At her next headlining gig, this Saturday at the Admiral Theatre, she’ll be joined by the Bremerton Symphony Orchestra for a few songs.

Ticket proceeds both the Admiral and the BSO, but the audience, on the other hand, will benefit aesthetically from the illustrious chords of Deedles’ famed three-and-a-half octave vocal range.

“Come and experience jazz like never before,” the Admiral Theatre’s press release read.

Even though the grammy-winning singer wasn’t able to be reached for an in-depth interview at press time (she’s out of the country, touring in Tokyo and Korea) her story is still one quite worth telling.

Blind since birth, Schuur’s got the air of Ray Charles (incidentally another of the jazz greats with whom she’s shared the stage) seated at the piano with her shades and a smile on, keys jangling and vocals emanating something intoxicating.

But she’s got a style all her own.

Schuur was born in 1953 in Tacoma and grew up in Auburn in a musically supportive household where she got the nickname Deedles.

Her pops, a local policeman, was also a piano player, while he and her mother kept a formidable collection of Duke Ellington and Dinah Washington on hand throughout Deedles’ childhood.

In that environment, she started singing at a very young age. She learned to sing Dinah Washington’s signature song “What a Difference a Day Makes” as a toddler and had her first professional gig at age 10.

A recorded song from that first Deedles performance is the final track to her newest album “Some Other Time,” released in Feburary this year, an ode to her mother and the jazz that served as a sort of soundtrack to her childhood.

Schuur kept singing through her childhood, writing songs and wowing audiences into her teens at the Washington State School for the Blind.

Then in 1979, when she was in her mid-20s, she was singing a rendition of “Amazing Grace” at the Monterey Jazz Festival in California and she caught the ear of the famous Stan Getz. He liked what he heard so much that he invited Deedles to join him for a presidential performance at the White House a few years later.

At that gig, she caught the ear of Nancy Reagan who asked her back to the White House to perform with Count Basie’s Orchestra a few years after that.
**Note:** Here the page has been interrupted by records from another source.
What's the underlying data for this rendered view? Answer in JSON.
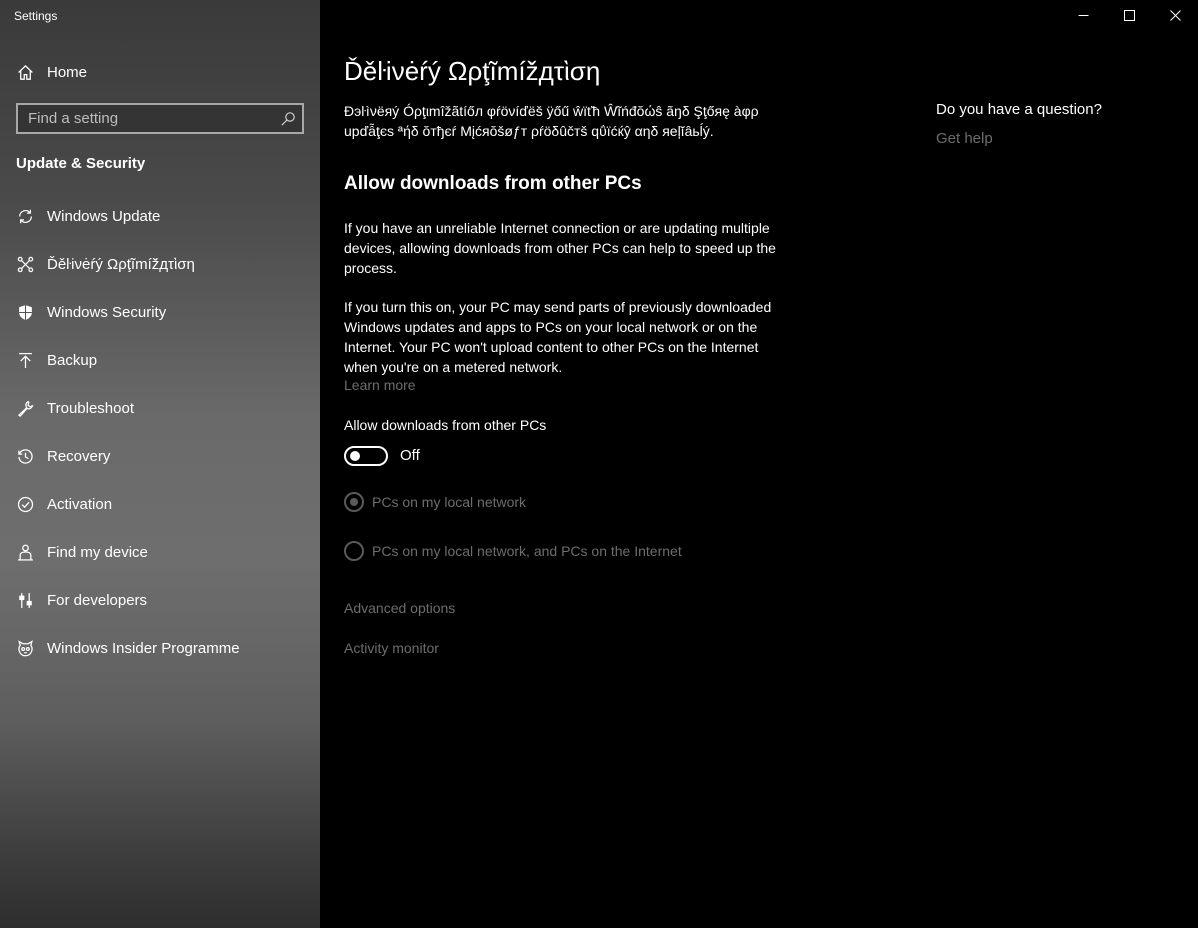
{
  "window": {
    "title": "Settings",
    "controls": [
      "minimize-icon",
      "maximize-icon",
      "close-icon"
    ]
  },
  "sidebar": {
    "home_label": "Home",
    "search": {
      "placeholder": "Find a setting",
      "icon": "search-icon"
    },
    "section_title": "Update & Security",
    "items": [
      {
        "label": "Windows Update",
        "icon": "refresh-icon"
      },
      {
        "label": "Ďěŀіνėŕý Ωρţĩmíž̌дτὶση",
        "icon": "delivery-optimization-icon"
      },
      {
        "label": "Windows Security",
        "icon": "shield-icon"
      },
      {
        "label": "Backup",
        "icon": "backup-arrow-icon"
      },
      {
        "label": "Troubleshoot",
        "icon": "wrench-icon"
      },
      {
        "label": "Recovery",
        "icon": "history-icon"
      },
      {
        "label": "Activation",
        "icon": "check-circle-icon"
      },
      {
        "label": "Find my device",
        "icon": "person-locate-icon"
      },
      {
        "label": "For developers",
        "icon": "developer-sliders-icon"
      },
      {
        "label": "Windows Insider Programme",
        "icon": "insider-cat-icon"
      }
    ]
  },
  "main": {
    "title": "Ďěŀіνėŕý Ωρţĩmíž̌дτὶση",
    "intro": "Ðэŀìνёяý Óρţιmîžãtíőл φŕöνíďёš ÿőű ŵïťħ Ŵĩńđŏώŝ ãŋδ Şţőяę àφρ upďẫţєѕ ªήδ ŏтђєŕ Mįćяŏšøƒт ρŕöδûčтš qΰïćќŷ αηδ яeļĭâьĺý.",
    "subheading": "Allow downloads from other PCs",
    "para1": "If you have an unreliable Internet connection or are updating multiple devices, allowing downloads from other PCs can help to speed up the process.",
    "para2": "If you turn this on, your PC may send parts of previously downloaded Windows updates and apps to PCs on your local network or on the Internet. Your PC won't upload content to other PCs on the Internet when you're on a metered network.",
    "learn_more": "Learn more",
    "toggle": {
      "label": "Allow downloads from other PCs",
      "state": "Off",
      "on": false
    },
    "radios": [
      {
        "label": "PCs on my local network",
        "selected": true,
        "enabled": false
      },
      {
        "label": "PCs on my local network, and PCs on the Internet",
        "selected": false,
        "enabled": false
      }
    ],
    "advanced_options": "Advanced options",
    "activity_monitor": "Activity monitor"
  },
  "aside": {
    "question": "Do you have a question?",
    "help_link": "Get help"
  },
  "colors": {
    "background": "#000000",
    "disabled_text": "#6d6d6d",
    "text": "#ffffff"
  }
}
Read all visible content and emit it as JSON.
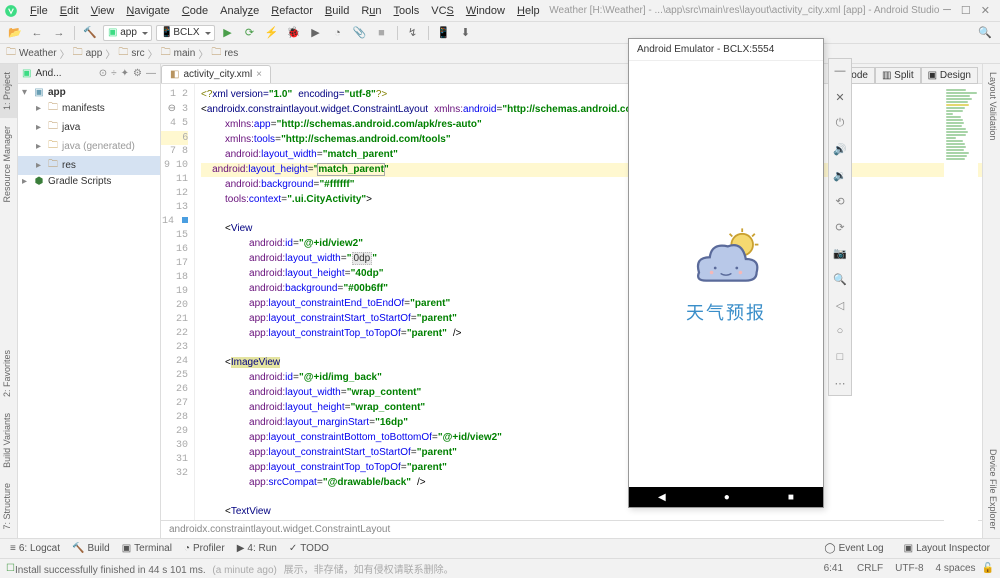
{
  "menubar": {
    "items": [
      "File",
      "Edit",
      "View",
      "Navigate",
      "Code",
      "Analyze",
      "Refactor",
      "Build",
      "Run",
      "Tools",
      "VCS",
      "Window",
      "Help"
    ],
    "title": "Weather [H:\\Weather] - ...\\app\\src\\main\\res\\layout\\activity_city.xml [app] - Android Studio"
  },
  "toolbar": {
    "config1": "app",
    "config2": "BCLX"
  },
  "breadcrumb": {
    "items": [
      "Weather",
      "app",
      "src",
      "main",
      "res"
    ]
  },
  "project": {
    "tab_label": "And...",
    "tree": {
      "root": "app",
      "items": [
        {
          "label": "manifests",
          "indent": 1
        },
        {
          "label": "java",
          "indent": 1
        },
        {
          "label": "java (generated)",
          "indent": 1,
          "gen": true
        },
        {
          "label": "res",
          "indent": 1,
          "sel": true
        },
        {
          "label": "Gradle Scripts",
          "indent": 0
        }
      ]
    }
  },
  "left_tabs": [
    "1: Project",
    "Resource Manager",
    "2: Favorites",
    "Build Variants",
    "7: Structure"
  ],
  "right_tabs": [
    "Layout Validation",
    "Device File Explorer"
  ],
  "editor": {
    "tab": "activity_city.xml",
    "status": "androidx.constraintlayout.widget.ConstraintLayout",
    "lines": [
      1,
      2,
      3,
      4,
      5,
      6,
      7,
      8,
      9,
      10,
      11,
      12,
      13,
      14,
      15,
      16,
      17,
      18,
      19,
      20,
      21,
      22,
      23,
      24,
      25,
      26,
      27,
      28,
      29,
      30,
      31,
      32
    ]
  },
  "view_buttons": [
    "Code",
    "Split",
    "Design"
  ],
  "emulator": {
    "title": "Android Emulator - BCLX:5554",
    "label": "天气预报"
  },
  "bottom": {
    "tabs": [
      "6: Logcat",
      "Build",
      "Terminal",
      "Profiler",
      "4: Run",
      "TODO"
    ],
    "right": [
      "Event Log",
      "Layout Inspector"
    ]
  },
  "statusbar": {
    "msg": "Install successfully finished in 44 s 101 ms.",
    "sub": "(a minute ago)",
    "chinese": "展示，非存储，如有侵权请联系删除。",
    "pos": "6:41",
    "enc": "CRLF",
    "enc2": "UTF-8",
    "spaces": "4 spaces"
  }
}
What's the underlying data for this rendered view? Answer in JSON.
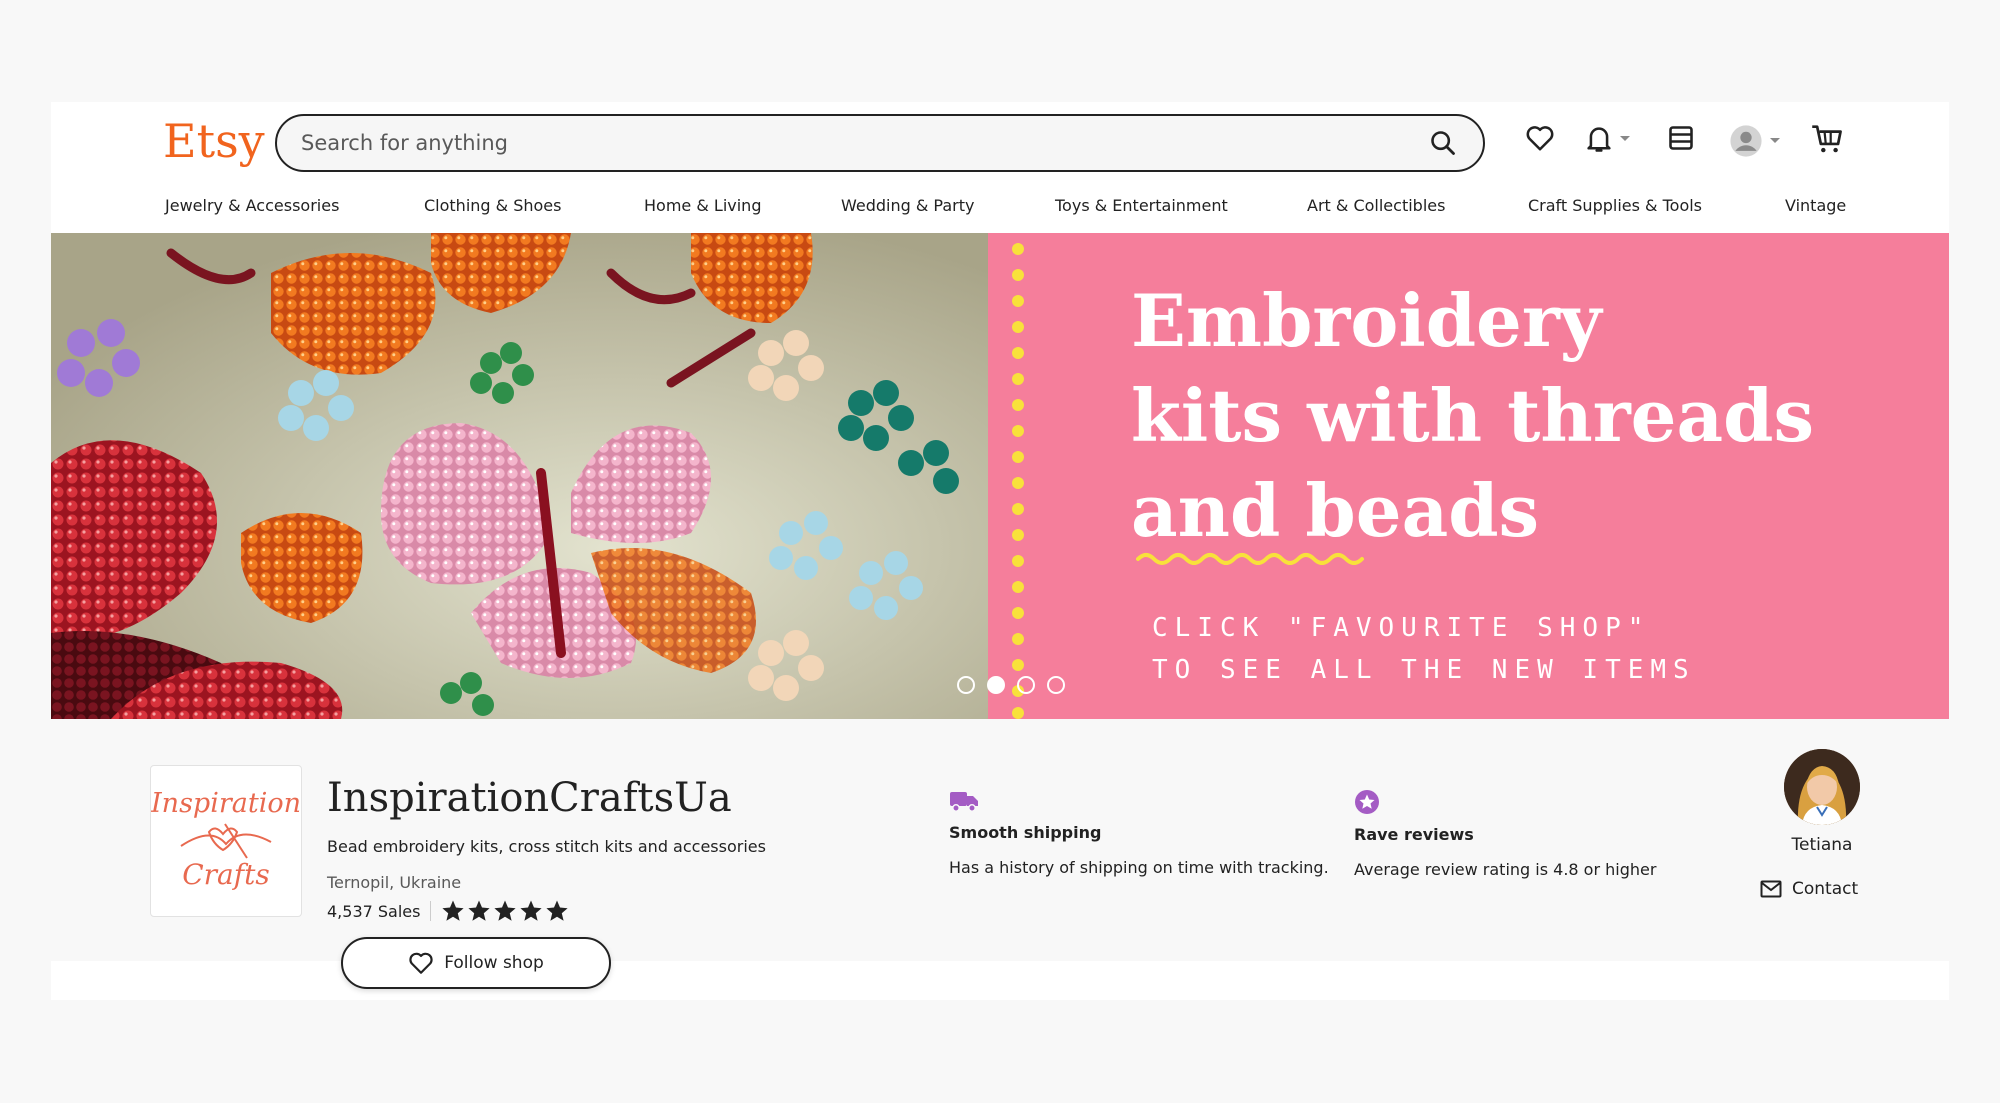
{
  "header": {
    "logo": "Etsy",
    "search_placeholder": "Search for anything",
    "icons": [
      "heart-icon",
      "bell-icon",
      "gift-icon",
      "account-icon",
      "cart-icon"
    ]
  },
  "nav": {
    "items": [
      "Jewelry & Accessories",
      "Clothing & Shoes",
      "Home & Living",
      "Wedding & Party",
      "Toys & Entertainment",
      "Art & Collectibles",
      "Craft Supplies & Tools",
      "Vintage"
    ]
  },
  "banner": {
    "headline": [
      "Embroidery",
      "kits with threads",
      "and beads"
    ],
    "subtext": [
      "CLICK \"FAVOURITE SHOP\"",
      "TO SEE ALL THE NEW ITEMS"
    ],
    "slide_count": 4,
    "active_slide": 2,
    "colors": {
      "pink": "#F57E9B",
      "dots": "#F8E13B"
    }
  },
  "shop": {
    "logo_text": [
      "Inspiration",
      "Crafts"
    ],
    "name": "InspirationCraftsUa",
    "description": "Bead embroidery kits, cross stitch kits and accessories",
    "location": "Ternopil, Ukraine",
    "sales": "4,537 Sales",
    "rating_stars": 5,
    "follow_label": "Follow shop"
  },
  "features": [
    {
      "icon": "truck-icon",
      "title": "Smooth shipping",
      "desc": "Has a history of shipping on time with tracking."
    },
    {
      "icon": "star-badge-icon",
      "title": "Rave reviews",
      "desc": "Average review rating is 4.8 or higher"
    }
  ],
  "owner": {
    "name": "Tetiana",
    "contact_label": "Contact"
  },
  "colors": {
    "brand": "#F1641E",
    "feature_icon": "#A45CC4"
  }
}
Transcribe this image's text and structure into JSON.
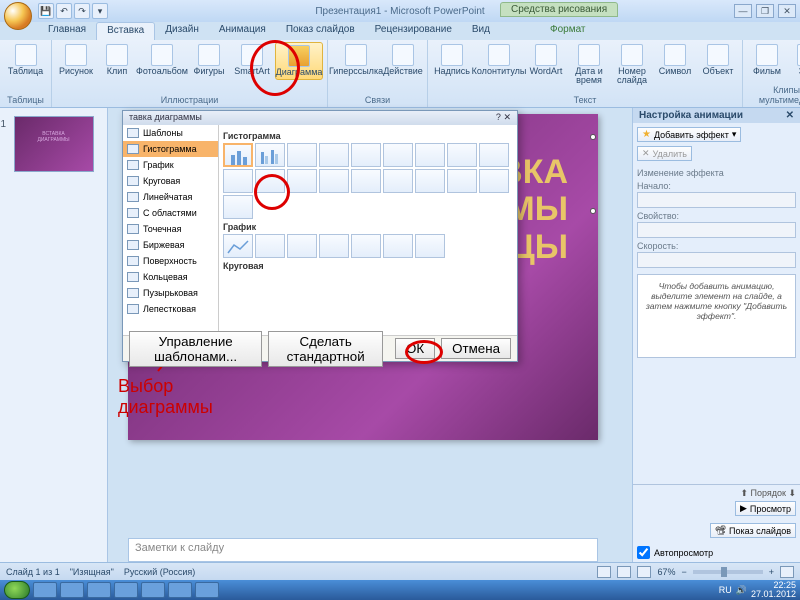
{
  "titlebar": {
    "title": "Презентация1 - Microsoft PowerPoint",
    "context_tab": "Средства рисования"
  },
  "tabs": {
    "home": "Главная",
    "insert": "Вставка",
    "design": "Дизайн",
    "anim": "Анимация",
    "show": "Показ слайдов",
    "review": "Рецензирование",
    "view": "Вид",
    "format": "Формат"
  },
  "ribbon": {
    "tables": {
      "btn": "Таблица",
      "group": "Таблицы"
    },
    "illus": {
      "picture": "Рисунок",
      "clip": "Клип",
      "album": "Фотоальбом",
      "shapes": "Фигуры",
      "smartart": "SmartArt",
      "chart": "Диаграмма",
      "group": "Иллюстрации"
    },
    "links": {
      "hyperlink": "Гиперссылка",
      "action": "Действие",
      "group": "Связи"
    },
    "text": {
      "textbox": "Надпись",
      "header": "Колонтитулы",
      "wordart": "WordArt",
      "date": "Дата и время",
      "slidenum": "Номер слайда",
      "symbol": "Символ",
      "object": "Объект",
      "group": "Текст"
    },
    "media": {
      "movie": "Фильм",
      "sound": "Звук",
      "group": "Клипы мультимедиа"
    }
  },
  "slide": {
    "title_line1": "ВКА",
    "title_line2": "МЫ",
    "title_line3": "ЦЫ"
  },
  "notes_placeholder": "Заметки к слайду",
  "annotation": {
    "line1": "Выбор",
    "line2": "диаграммы"
  },
  "dialog": {
    "title": "тавка диаграммы",
    "nav": [
      "Шаблоны",
      "Гистограмма",
      "График",
      "Круговая",
      "Линейчатая",
      "С областями",
      "Точечная",
      "Биржевая",
      "Поверхность",
      "Кольцевая",
      "Пузырьковая",
      "Лепестковая"
    ],
    "sections": {
      "histogram": "Гистограмма",
      "line": "График",
      "pie": "Круговая"
    },
    "manage": "Управление шаблонами...",
    "default": "Сделать стандартной",
    "ok": "ОК",
    "cancel": "Отмена"
  },
  "anim_pane": {
    "title": "Настройка анимации",
    "add_effect": "Добавить эффект",
    "remove": "Удалить",
    "change_label": "Изменение эффекта",
    "start_label": "Начало:",
    "property_label": "Свойство:",
    "speed_label": "Скорость:",
    "hint": "Чтобы добавить анимацию, выделите элемент на слайде, а затем нажмите кнопку \"Добавить эффект\".",
    "order": "Порядок",
    "play": "Просмотр",
    "slideshow": "Показ слайдов",
    "autopreview": "Автопросмотр"
  },
  "status": {
    "slide": "Слайд 1 из 1",
    "theme": "\"Изящная\"",
    "lang": "Русский (Россия)",
    "zoom": "67%"
  },
  "tray": {
    "lang": "RU",
    "time": "22:25",
    "date": "27.01.2012"
  }
}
Schuur seems to have had a knack for catching the attention of illustrious ears throughout her career.

In the mid-80s touring Asia in support of her debut album “Deedles,” she met and caught the attention of the legendary blues guitarist B.B. King, which led to the two recording an album together called “Heart to Heart” 10 years later which reached the top of the Billboard charts.

That was just one of 12 of Schuur’s albums which made Billboard’s Top Ten Jazz albums.

Adding to her prestige, she took home two Grammy Awards in the mid-80s, one for the album “Timeless” in 1986 and another for “Diane Schuur and the Count Basie Orchestra” the following year.

Over the years she’s been nominated for a total of five Grammies both for jazz and traditional pop performance.

With a Best Of collection, two live albums, a host of solo and collaborative recordings and a world of touring under her belt as she enters her mid-50s, Schuur isn’t showing too many signs of slowing down. She’s got live shows slated in Bremerton, Dayton, Ohio and Los Angeles in May alone.

Still, you might not want to miss the chance to see this legend live.